I can only imagine the mess if we were in Texas, we would either have to take his mom down there to live with us, God forbid, or be back and forth and maybe buying something quickly we don't want. It would disrupt our life even more then it is now.
But all things come to an end and this will too, its getting closer to a resolution, believe me.
MIL should buy the trailer for $3K or something & then rent it out at just a little under market in exchange for that person mowing grass & whatever other maintenance she needs on the whole property. That gives the cousin money to buy a new trailer to put on his property & get the sister out of there.
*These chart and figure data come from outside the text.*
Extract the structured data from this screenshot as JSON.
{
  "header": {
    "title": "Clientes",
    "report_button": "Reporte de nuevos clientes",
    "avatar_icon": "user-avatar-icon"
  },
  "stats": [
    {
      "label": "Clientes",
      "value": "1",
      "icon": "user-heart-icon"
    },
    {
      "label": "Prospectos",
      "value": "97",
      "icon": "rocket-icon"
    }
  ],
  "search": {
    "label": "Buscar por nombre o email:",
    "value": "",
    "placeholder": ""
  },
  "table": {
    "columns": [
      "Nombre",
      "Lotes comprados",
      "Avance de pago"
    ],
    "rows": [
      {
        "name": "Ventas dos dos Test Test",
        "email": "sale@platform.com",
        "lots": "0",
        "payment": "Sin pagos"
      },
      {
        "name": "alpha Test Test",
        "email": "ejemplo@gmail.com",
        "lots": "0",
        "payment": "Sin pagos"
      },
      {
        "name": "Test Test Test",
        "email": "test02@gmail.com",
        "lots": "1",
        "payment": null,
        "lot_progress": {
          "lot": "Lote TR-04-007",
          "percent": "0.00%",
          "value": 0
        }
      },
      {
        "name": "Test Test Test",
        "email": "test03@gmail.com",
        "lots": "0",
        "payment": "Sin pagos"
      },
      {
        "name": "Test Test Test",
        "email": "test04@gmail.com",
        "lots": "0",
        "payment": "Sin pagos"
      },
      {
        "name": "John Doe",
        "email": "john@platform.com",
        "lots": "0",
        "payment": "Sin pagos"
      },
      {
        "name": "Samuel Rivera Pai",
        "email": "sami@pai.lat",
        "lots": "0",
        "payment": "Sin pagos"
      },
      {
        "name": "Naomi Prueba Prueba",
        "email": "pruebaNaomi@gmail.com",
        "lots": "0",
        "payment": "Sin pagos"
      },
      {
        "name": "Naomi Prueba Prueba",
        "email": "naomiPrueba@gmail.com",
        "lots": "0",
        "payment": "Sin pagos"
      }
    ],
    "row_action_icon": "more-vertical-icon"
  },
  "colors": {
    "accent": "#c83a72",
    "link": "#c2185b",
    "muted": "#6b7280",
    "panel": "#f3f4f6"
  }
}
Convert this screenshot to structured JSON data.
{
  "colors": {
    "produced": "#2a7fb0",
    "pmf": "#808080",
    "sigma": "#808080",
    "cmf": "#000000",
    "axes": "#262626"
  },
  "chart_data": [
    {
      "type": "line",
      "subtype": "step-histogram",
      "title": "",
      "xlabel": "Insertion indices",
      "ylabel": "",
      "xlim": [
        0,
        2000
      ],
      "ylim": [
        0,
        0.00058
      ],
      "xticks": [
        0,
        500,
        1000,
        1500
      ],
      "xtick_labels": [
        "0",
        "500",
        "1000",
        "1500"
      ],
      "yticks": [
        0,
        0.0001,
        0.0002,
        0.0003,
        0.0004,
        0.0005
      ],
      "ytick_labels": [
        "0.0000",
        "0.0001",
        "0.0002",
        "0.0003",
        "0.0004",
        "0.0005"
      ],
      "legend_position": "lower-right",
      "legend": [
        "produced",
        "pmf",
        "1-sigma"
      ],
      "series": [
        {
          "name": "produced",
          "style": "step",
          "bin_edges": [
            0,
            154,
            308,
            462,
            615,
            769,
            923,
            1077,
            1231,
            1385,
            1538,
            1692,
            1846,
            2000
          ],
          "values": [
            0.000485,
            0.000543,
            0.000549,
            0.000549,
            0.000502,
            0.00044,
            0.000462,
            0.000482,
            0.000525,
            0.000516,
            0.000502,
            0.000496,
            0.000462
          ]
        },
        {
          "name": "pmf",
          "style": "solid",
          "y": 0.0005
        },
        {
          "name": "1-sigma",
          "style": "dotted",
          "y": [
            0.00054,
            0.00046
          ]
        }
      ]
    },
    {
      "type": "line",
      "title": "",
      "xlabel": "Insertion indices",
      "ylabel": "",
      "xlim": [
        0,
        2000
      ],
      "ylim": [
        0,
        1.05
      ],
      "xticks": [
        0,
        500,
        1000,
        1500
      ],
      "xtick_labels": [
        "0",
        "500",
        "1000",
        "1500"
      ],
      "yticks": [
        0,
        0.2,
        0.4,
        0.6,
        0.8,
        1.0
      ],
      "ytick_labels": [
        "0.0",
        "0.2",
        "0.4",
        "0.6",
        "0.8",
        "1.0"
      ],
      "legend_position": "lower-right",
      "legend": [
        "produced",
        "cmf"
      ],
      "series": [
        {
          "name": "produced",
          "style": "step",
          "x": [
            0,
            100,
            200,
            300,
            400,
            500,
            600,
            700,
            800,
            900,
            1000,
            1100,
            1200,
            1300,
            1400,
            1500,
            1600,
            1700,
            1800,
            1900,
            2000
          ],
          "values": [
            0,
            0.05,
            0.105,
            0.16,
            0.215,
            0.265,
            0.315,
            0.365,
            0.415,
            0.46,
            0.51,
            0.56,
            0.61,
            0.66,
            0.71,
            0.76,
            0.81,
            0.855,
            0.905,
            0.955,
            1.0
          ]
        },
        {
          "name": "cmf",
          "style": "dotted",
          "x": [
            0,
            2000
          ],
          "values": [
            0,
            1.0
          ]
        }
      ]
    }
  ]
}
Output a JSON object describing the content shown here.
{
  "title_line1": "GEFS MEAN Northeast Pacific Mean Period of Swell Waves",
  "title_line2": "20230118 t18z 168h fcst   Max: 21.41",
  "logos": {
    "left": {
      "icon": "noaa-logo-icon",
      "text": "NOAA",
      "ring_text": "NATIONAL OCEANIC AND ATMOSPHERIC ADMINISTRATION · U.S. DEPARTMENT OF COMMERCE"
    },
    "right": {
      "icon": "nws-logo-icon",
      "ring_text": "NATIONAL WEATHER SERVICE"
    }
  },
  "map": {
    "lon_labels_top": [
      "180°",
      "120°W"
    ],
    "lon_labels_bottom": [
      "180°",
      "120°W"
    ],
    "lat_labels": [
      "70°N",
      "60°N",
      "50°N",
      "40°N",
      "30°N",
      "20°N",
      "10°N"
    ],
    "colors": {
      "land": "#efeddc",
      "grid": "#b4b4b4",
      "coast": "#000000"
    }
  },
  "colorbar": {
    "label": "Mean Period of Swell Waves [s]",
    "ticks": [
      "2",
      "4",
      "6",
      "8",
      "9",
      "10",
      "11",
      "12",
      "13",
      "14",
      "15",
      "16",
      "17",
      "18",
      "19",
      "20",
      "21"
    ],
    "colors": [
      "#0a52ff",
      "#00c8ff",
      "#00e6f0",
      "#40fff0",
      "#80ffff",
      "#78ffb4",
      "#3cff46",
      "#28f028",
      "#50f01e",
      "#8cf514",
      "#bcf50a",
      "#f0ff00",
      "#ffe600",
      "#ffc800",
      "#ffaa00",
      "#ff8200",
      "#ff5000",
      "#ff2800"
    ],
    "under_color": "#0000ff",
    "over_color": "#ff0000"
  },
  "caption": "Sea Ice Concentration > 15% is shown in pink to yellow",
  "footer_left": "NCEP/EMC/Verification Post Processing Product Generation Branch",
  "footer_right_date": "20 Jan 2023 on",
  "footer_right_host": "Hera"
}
Is it a mobile home & not a trailer? Why would it cost so much to move it a few hours away? Why, when cousin tires to come up with solution, you or DH always tell them their ideas will not work? Let them come up with their own solutions & get it done. From DH's perspective he should just tell them it is having adverse effect on his mom & sis needs to move with her kids. Would MIL be willing to give DH a limited POA related to the property to allow for management of who can reside on & maintain said property?